I have written:
A predetermined level of significance ($\alpha$ – level) was set to assess the null hypothesis based on a probability value ($p$ value). If the $p$-value is greater than the $\alpha$-level, then the null hypothesis can be accepted. If the $p$-value is less than or equal to the $\alpha$-level then the null hypothesis is rejected. For this analysis the $\alpha$-level was set at $0.025$ giving a $95%$ confidence of the result.
For the $\alpha$-level of $0.025$, it is $95%$ certain that the true difference between population mean values lies within the confidence interval. The estimate for difference is the difference between the population mean values as calculated from the sample data.

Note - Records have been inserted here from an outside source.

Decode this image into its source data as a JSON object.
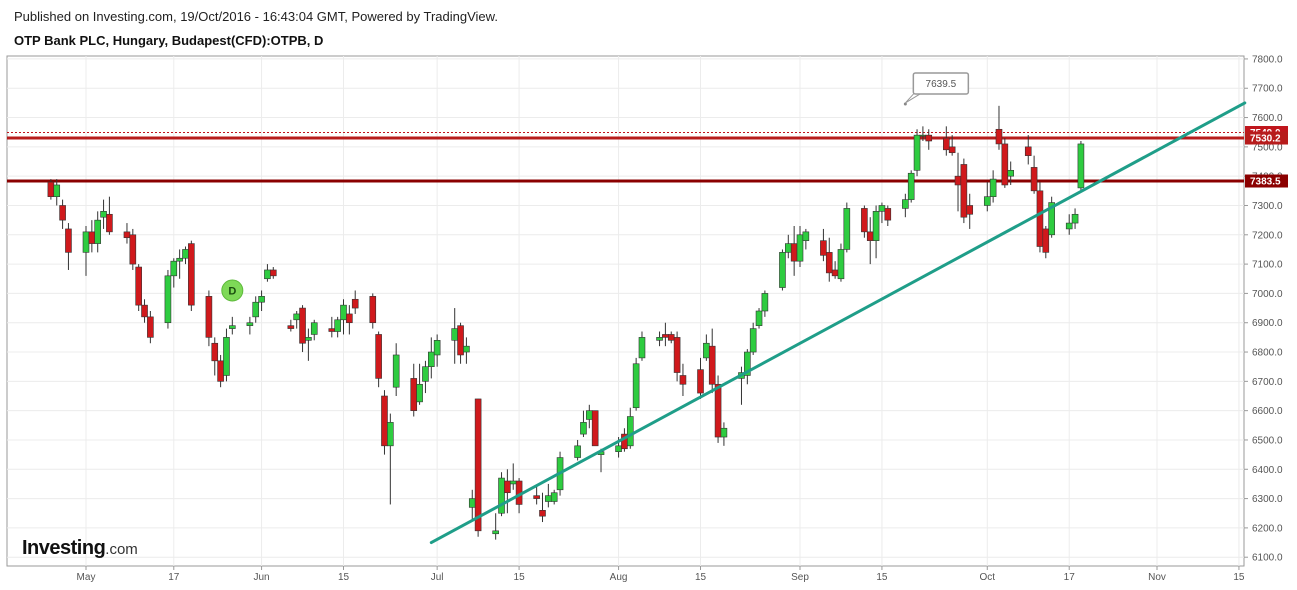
{
  "header": {
    "published": "Published on Investing.com, 19/Oct/2016 - 16:43:04 GMT, Powered by TradingView.",
    "title": "OTP Bank PLC, Hungary, Budapest(CFD):OTPB, D"
  },
  "logo": {
    "brand": "Investing",
    "suffix": ".com"
  },
  "chart_data": {
    "type": "candlestick",
    "ylim": [
      6070,
      7810
    ],
    "yticks": [
      6100,
      6200,
      6300,
      6400,
      6500,
      6600,
      6700,
      6800,
      6900,
      7000,
      7100,
      7200,
      7300,
      7400,
      7500,
      7600,
      7700,
      7800
    ],
    "ytick_labels": [
      "6100.0",
      "6200.0",
      "6300.0",
      "6400.0",
      "6500.0",
      "6600.0",
      "6700.0",
      "6800.0",
      "6900.0",
      "7000.0",
      "7100.0",
      "7200.0",
      "7300.0",
      "7400.0",
      "7500.0",
      "7600.0",
      "7700.0",
      "7800.0"
    ],
    "xticks": [
      {
        "label": "May",
        "date": "2016-05-02"
      },
      {
        "label": "17",
        "date": "2016-05-17"
      },
      {
        "label": "Jun",
        "date": "2016-06-01"
      },
      {
        "label": "15",
        "date": "2016-06-15"
      },
      {
        "label": "Jul",
        "date": "2016-07-01"
      },
      {
        "label": "15",
        "date": "2016-07-15"
      },
      {
        "label": "Aug",
        "date": "2016-08-01"
      },
      {
        "label": "15",
        "date": "2016-08-15"
      },
      {
        "label": "Sep",
        "date": "2016-09-01"
      },
      {
        "label": "15",
        "date": "2016-09-15"
      },
      {
        "label": "Oct",
        "date": "2016-10-03"
      },
      {
        "label": "17",
        "date": "2016-10-17"
      },
      {
        "label": "Nov",
        "date": "2016-11-01"
      },
      {
        "label": "15",
        "date": "2016-11-15"
      }
    ],
    "horizontal_lines": [
      {
        "value": 7549.0,
        "label": "7549.0",
        "style": "dotted",
        "color": "#c0161d"
      },
      {
        "value": 7530.2,
        "label": "7530.2",
        "style": "solid",
        "color": "#b71c1c"
      },
      {
        "value": 7383.5,
        "label": "7383.5",
        "style": "solid",
        "color": "#8b0000"
      }
    ],
    "trendline": {
      "start": {
        "date": "2016-06-30",
        "value": 6150
      },
      "end": {
        "date": "2016-11-16",
        "value": 7650
      },
      "color": "#1f9e89"
    },
    "callout": {
      "date": "2016-09-19",
      "value": 7639.5,
      "label": "7639.5"
    },
    "dividend_marker": {
      "date": "2016-05-27",
      "value": 7010,
      "label": "D"
    },
    "colors": {
      "up": "#2ecc40",
      "down": "#d0191c",
      "outline": "#333333"
    },
    "candles": [
      {
        "d": "2016-04-26",
        "o": 7380,
        "h": 7390,
        "l": 7320,
        "c": 7330
      },
      {
        "d": "2016-04-27",
        "o": 7330,
        "h": 7390,
        "l": 7300,
        "c": 7370
      },
      {
        "d": "2016-04-28",
        "o": 7300,
        "h": 7320,
        "l": 7220,
        "c": 7250
      },
      {
        "d": "2016-04-29",
        "o": 7220,
        "h": 7240,
        "l": 7080,
        "c": 7140
      },
      {
        "d": "2016-05-02",
        "o": 7140,
        "h": 7230,
        "l": 7060,
        "c": 7210
      },
      {
        "d": "2016-05-03",
        "o": 7210,
        "h": 7250,
        "l": 7140,
        "c": 7170
      },
      {
        "d": "2016-05-04",
        "o": 7170,
        "h": 7280,
        "l": 7140,
        "c": 7250
      },
      {
        "d": "2016-05-05",
        "o": 7260,
        "h": 7320,
        "l": 7220,
        "c": 7280
      },
      {
        "d": "2016-05-06",
        "o": 7270,
        "h": 7330,
        "l": 7200,
        "c": 7210
      },
      {
        "d": "2016-05-09",
        "o": 7210,
        "h": 7240,
        "l": 7170,
        "c": 7190
      },
      {
        "d": "2016-05-10",
        "o": 7200,
        "h": 7220,
        "l": 7080,
        "c": 7100
      },
      {
        "d": "2016-05-11",
        "o": 7090,
        "h": 7100,
        "l": 6940,
        "c": 6960
      },
      {
        "d": "2016-05-12",
        "o": 6960,
        "h": 6980,
        "l": 6900,
        "c": 6920
      },
      {
        "d": "2016-05-13",
        "o": 6920,
        "h": 6940,
        "l": 6830,
        "c": 6850
      },
      {
        "d": "2016-05-16",
        "o": 6900,
        "h": 7080,
        "l": 6880,
        "c": 7060
      },
      {
        "d": "2016-05-17",
        "o": 7060,
        "h": 7120,
        "l": 7020,
        "c": 7110
      },
      {
        "d": "2016-05-18",
        "o": 7110,
        "h": 7150,
        "l": 7050,
        "c": 7120
      },
      {
        "d": "2016-05-19",
        "o": 7120,
        "h": 7160,
        "l": 7100,
        "c": 7150
      },
      {
        "d": "2016-05-20",
        "o": 7170,
        "h": 7180,
        "l": 6940,
        "c": 6960
      },
      {
        "d": "2016-05-23",
        "o": 6990,
        "h": 7010,
        "l": 6820,
        "c": 6850
      },
      {
        "d": "2016-05-24",
        "o": 6830,
        "h": 6850,
        "l": 6720,
        "c": 6770
      },
      {
        "d": "2016-05-25",
        "o": 6770,
        "h": 6790,
        "l": 6680,
        "c": 6700
      },
      {
        "d": "2016-05-26",
        "o": 6720,
        "h": 6880,
        "l": 6700,
        "c": 6850
      },
      {
        "d": "2016-05-27",
        "o": 6880,
        "h": 6920,
        "l": 6860,
        "c": 6890
      },
      {
        "d": "2016-05-30",
        "o": 6890,
        "h": 6920,
        "l": 6860,
        "c": 6900
      },
      {
        "d": "2016-05-31",
        "o": 6920,
        "h": 6990,
        "l": 6900,
        "c": 6970
      },
      {
        "d": "2016-06-01",
        "o": 6970,
        "h": 7010,
        "l": 6940,
        "c": 6990
      },
      {
        "d": "2016-06-02",
        "o": 7050,
        "h": 7100,
        "l": 7040,
        "c": 7080
      },
      {
        "d": "2016-06-03",
        "o": 7080,
        "h": 7090,
        "l": 7050,
        "c": 7060
      },
      {
        "d": "2016-06-06",
        "o": 6890,
        "h": 6910,
        "l": 6870,
        "c": 6880
      },
      {
        "d": "2016-06-07",
        "o": 6910,
        "h": 6940,
        "l": 6880,
        "c": 6930
      },
      {
        "d": "2016-06-08",
        "o": 6950,
        "h": 6960,
        "l": 6800,
        "c": 6830
      },
      {
        "d": "2016-06-09",
        "o": 6840,
        "h": 6880,
        "l": 6770,
        "c": 6850
      },
      {
        "d": "2016-06-10",
        "o": 6860,
        "h": 6910,
        "l": 6840,
        "c": 6900
      },
      {
        "d": "2016-06-13",
        "o": 6880,
        "h": 6920,
        "l": 6850,
        "c": 6870
      },
      {
        "d": "2016-06-14",
        "o": 6870,
        "h": 6920,
        "l": 6850,
        "c": 6910
      },
      {
        "d": "2016-06-15",
        "o": 6910,
        "h": 6980,
        "l": 6860,
        "c": 6960
      },
      {
        "d": "2016-06-16",
        "o": 6930,
        "h": 6960,
        "l": 6860,
        "c": 6900
      },
      {
        "d": "2016-06-17",
        "o": 6980,
        "h": 7010,
        "l": 6930,
        "c": 6950
      },
      {
        "d": "2016-06-20",
        "o": 6990,
        "h": 7000,
        "l": 6880,
        "c": 6900
      },
      {
        "d": "2016-06-21",
        "o": 6860,
        "h": 6870,
        "l": 6680,
        "c": 6710
      },
      {
        "d": "2016-06-22",
        "o": 6650,
        "h": 6670,
        "l": 6450,
        "c": 6480
      },
      {
        "d": "2016-06-23",
        "o": 6480,
        "h": 6590,
        "l": 6280,
        "c": 6560
      },
      {
        "d": "2016-06-24",
        "o": 6680,
        "h": 6830,
        "l": 6650,
        "c": 6790
      },
      {
        "d": "2016-06-27",
        "o": 6710,
        "h": 6760,
        "l": 6580,
        "c": 6600
      },
      {
        "d": "2016-06-28",
        "o": 6630,
        "h": 6760,
        "l": 6620,
        "c": 6690
      },
      {
        "d": "2016-06-29",
        "o": 6700,
        "h": 6770,
        "l": 6660,
        "c": 6750
      },
      {
        "d": "2016-06-30",
        "o": 6750,
        "h": 6850,
        "l": 6710,
        "c": 6800
      },
      {
        "d": "2016-07-01",
        "o": 6790,
        "h": 6860,
        "l": 6750,
        "c": 6840
      },
      {
        "d": "2016-07-04",
        "o": 6840,
        "h": 6950,
        "l": 6760,
        "c": 6880
      },
      {
        "d": "2016-07-05",
        "o": 6890,
        "h": 6900,
        "l": 6760,
        "c": 6790
      },
      {
        "d": "2016-07-06",
        "o": 6800,
        "h": 6850,
        "l": 6760,
        "c": 6820
      },
      {
        "d": "2016-07-07",
        "o": 6270,
        "h": 6330,
        "l": 6230,
        "c": 6300
      },
      {
        "d": "2016-07-08",
        "o": 6640,
        "h": 6640,
        "l": 6170,
        "c": 6190
      },
      {
        "d": "2016-07-11",
        "o": 6180,
        "h": 6250,
        "l": 6160,
        "c": 6190
      },
      {
        "d": "2016-07-12",
        "o": 6250,
        "h": 6390,
        "l": 6240,
        "c": 6370
      },
      {
        "d": "2016-07-13",
        "o": 6360,
        "h": 6400,
        "l": 6250,
        "c": 6320
      },
      {
        "d": "2016-07-14",
        "o": 6350,
        "h": 6420,
        "l": 6330,
        "c": 6360
      },
      {
        "d": "2016-07-15",
        "o": 6360,
        "h": 6370,
        "l": 6250,
        "c": 6280
      },
      {
        "d": "2016-07-18",
        "o": 6310,
        "h": 6340,
        "l": 6280,
        "c": 6300
      },
      {
        "d": "2016-07-19",
        "o": 6260,
        "h": 6320,
        "l": 6220,
        "c": 6240
      },
      {
        "d": "2016-07-20",
        "o": 6290,
        "h": 6350,
        "l": 6270,
        "c": 6310
      },
      {
        "d": "2016-07-21",
        "o": 6290,
        "h": 6330,
        "l": 6280,
        "c": 6320
      },
      {
        "d": "2016-07-22",
        "o": 6330,
        "h": 6460,
        "l": 6310,
        "c": 6440
      },
      {
        "d": "2016-07-25",
        "o": 6440,
        "h": 6500,
        "l": 6430,
        "c": 6480
      },
      {
        "d": "2016-07-26",
        "o": 6520,
        "h": 6600,
        "l": 6510,
        "c": 6560
      },
      {
        "d": "2016-07-27",
        "o": 6570,
        "h": 6620,
        "l": 6540,
        "c": 6600
      },
      {
        "d": "2016-07-28",
        "o": 6600,
        "h": 6600,
        "l": 6490,
        "c": 6480
      },
      {
        "d": "2016-07-29",
        "o": 6450,
        "h": 6470,
        "l": 6390,
        "c": 6460
      },
      {
        "d": "2016-08-01",
        "o": 6460,
        "h": 6510,
        "l": 6440,
        "c": 6480
      },
      {
        "d": "2016-08-02",
        "o": 6520,
        "h": 6540,
        "l": 6460,
        "c": 6470
      },
      {
        "d": "2016-08-03",
        "o": 6480,
        "h": 6610,
        "l": 6470,
        "c": 6580
      },
      {
        "d": "2016-08-04",
        "o": 6610,
        "h": 6780,
        "l": 6600,
        "c": 6760
      },
      {
        "d": "2016-08-05",
        "o": 6780,
        "h": 6870,
        "l": 6770,
        "c": 6850
      },
      {
        "d": "2016-08-08",
        "o": 6840,
        "h": 6870,
        "l": 6820,
        "c": 6850
      },
      {
        "d": "2016-08-09",
        "o": 6860,
        "h": 6900,
        "l": 6820,
        "c": 6850
      },
      {
        "d": "2016-08-10",
        "o": 6860,
        "h": 6870,
        "l": 6830,
        "c": 6840
      },
      {
        "d": "2016-08-11",
        "o": 6850,
        "h": 6870,
        "l": 6700,
        "c": 6730
      },
      {
        "d": "2016-08-12",
        "o": 6720,
        "h": 6760,
        "l": 6650,
        "c": 6690
      },
      {
        "d": "2016-08-15",
        "o": 6740,
        "h": 6780,
        "l": 6640,
        "c": 6660
      },
      {
        "d": "2016-08-16",
        "o": 6780,
        "h": 6860,
        "l": 6770,
        "c": 6830
      },
      {
        "d": "2016-08-17",
        "o": 6820,
        "h": 6880,
        "l": 6660,
        "c": 6690
      },
      {
        "d": "2016-08-18",
        "o": 6690,
        "h": 6720,
        "l": 6490,
        "c": 6510
      },
      {
        "d": "2016-08-19",
        "o": 6510,
        "h": 6560,
        "l": 6480,
        "c": 6540
      },
      {
        "d": "2016-08-22",
        "o": 6710,
        "h": 6750,
        "l": 6620,
        "c": 6730
      },
      {
        "d": "2016-08-23",
        "o": 6720,
        "h": 6810,
        "l": 6690,
        "c": 6800
      },
      {
        "d": "2016-08-24",
        "o": 6800,
        "h": 6900,
        "l": 6790,
        "c": 6880
      },
      {
        "d": "2016-08-25",
        "o": 6890,
        "h": 6950,
        "l": 6880,
        "c": 6940
      },
      {
        "d": "2016-08-26",
        "o": 6940,
        "h": 7010,
        "l": 6920,
        "c": 7000
      },
      {
        "d": "2016-08-29",
        "o": 7020,
        "h": 7150,
        "l": 7010,
        "c": 7140
      },
      {
        "d": "2016-08-30",
        "o": 7140,
        "h": 7200,
        "l": 7120,
        "c": 7170
      },
      {
        "d": "2016-08-31",
        "o": 7170,
        "h": 7230,
        "l": 7060,
        "c": 7110
      },
      {
        "d": "2016-09-01",
        "o": 7110,
        "h": 7230,
        "l": 7090,
        "c": 7200
      },
      {
        "d": "2016-09-02",
        "o": 7180,
        "h": 7220,
        "l": 7150,
        "c": 7210
      },
      {
        "d": "2016-09-05",
        "o": 7180,
        "h": 7220,
        "l": 7110,
        "c": 7130
      },
      {
        "d": "2016-09-06",
        "o": 7140,
        "h": 7190,
        "l": 7040,
        "c": 7070
      },
      {
        "d": "2016-09-07",
        "o": 7080,
        "h": 7110,
        "l": 7050,
        "c": 7060
      },
      {
        "d": "2016-09-08",
        "o": 7050,
        "h": 7170,
        "l": 7040,
        "c": 7150
      },
      {
        "d": "2016-09-09",
        "o": 7150,
        "h": 7310,
        "l": 7140,
        "c": 7290
      },
      {
        "d": "2016-09-12",
        "o": 7290,
        "h": 7300,
        "l": 7190,
        "c": 7210
      },
      {
        "d": "2016-09-13",
        "o": 7210,
        "h": 7260,
        "l": 7100,
        "c": 7180
      },
      {
        "d": "2016-09-14",
        "o": 7180,
        "h": 7300,
        "l": 7120,
        "c": 7280
      },
      {
        "d": "2016-09-15",
        "o": 7280,
        "h": 7310,
        "l": 7240,
        "c": 7300
      },
      {
        "d": "2016-09-16",
        "o": 7290,
        "h": 7300,
        "l": 7230,
        "c": 7250
      },
      {
        "d": "2016-09-19",
        "o": 7290,
        "h": 7340,
        "l": 7260,
        "c": 7320
      },
      {
        "d": "2016-09-20",
        "o": 7320,
        "h": 7420,
        "l": 7310,
        "c": 7410
      },
      {
        "d": "2016-09-21",
        "o": 7420,
        "h": 7560,
        "l": 7400,
        "c": 7540
      },
      {
        "d": "2016-09-22",
        "o": 7540,
        "h": 7570,
        "l": 7520,
        "c": 7540
      },
      {
        "d": "2016-09-23",
        "o": 7540,
        "h": 7560,
        "l": 7490,
        "c": 7520
      },
      {
        "d": "2016-09-26",
        "o": 7530,
        "h": 7570,
        "l": 7470,
        "c": 7490
      },
      {
        "d": "2016-09-27",
        "o": 7500,
        "h": 7540,
        "l": 7470,
        "c": 7480
      },
      {
        "d": "2016-09-28",
        "o": 7400,
        "h": 7480,
        "l": 7280,
        "c": 7370
      },
      {
        "d": "2016-09-29",
        "o": 7440,
        "h": 7460,
        "l": 7240,
        "c": 7260
      },
      {
        "d": "2016-09-30",
        "o": 7300,
        "h": 7340,
        "l": 7220,
        "c": 7270
      },
      {
        "d": "2016-10-03",
        "o": 7300,
        "h": 7380,
        "l": 7280,
        "c": 7330
      },
      {
        "d": "2016-10-04",
        "o": 7330,
        "h": 7420,
        "l": 7310,
        "c": 7390
      },
      {
        "d": "2016-10-05",
        "o": 7560,
        "h": 7640,
        "l": 7490,
        "c": 7510
      },
      {
        "d": "2016-10-06",
        "o": 7510,
        "h": 7530,
        "l": 7360,
        "c": 7370
      },
      {
        "d": "2016-10-07",
        "o": 7400,
        "h": 7450,
        "l": 7370,
        "c": 7420
      },
      {
        "d": "2016-10-10",
        "o": 7500,
        "h": 7540,
        "l": 7440,
        "c": 7470
      },
      {
        "d": "2016-10-11",
        "o": 7430,
        "h": 7470,
        "l": 7340,
        "c": 7350
      },
      {
        "d": "2016-10-12",
        "o": 7350,
        "h": 7380,
        "l": 7140,
        "c": 7160
      },
      {
        "d": "2016-10-13",
        "o": 7220,
        "h": 7230,
        "l": 7120,
        "c": 7140
      },
      {
        "d": "2016-10-14",
        "o": 7200,
        "h": 7330,
        "l": 7190,
        "c": 7310
      },
      {
        "d": "2016-10-17",
        "o": 7220,
        "h": 7270,
        "l": 7200,
        "c": 7240
      },
      {
        "d": "2016-10-18",
        "o": 7240,
        "h": 7290,
        "l": 7220,
        "c": 7270
      },
      {
        "d": "2016-10-19",
        "o": 7360,
        "h": 7520,
        "l": 7350,
        "c": 7510
      }
    ]
  }
}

The $p$ value was calculated as shown:
$$\displaystyle p = \frac{\bar{x_1} - \bar{x_2}}{\sqrt{\frac{\sigma_1^2}{n_1} + \frac{\sigma_2^2}{n_2}}} $$
using $n-2$ degrees of freedom.
Is the terminology in that correct? Have I used "$p$ values" correctly there or should it be $t$ value? I'm pretty sure my formula is correct as I can't justify equal variances for both samples. Also, is my conclusion to my hypothesis test correct?
Also, am I right in comparing my $p$ values to my $\alpha$ values or should that say something else?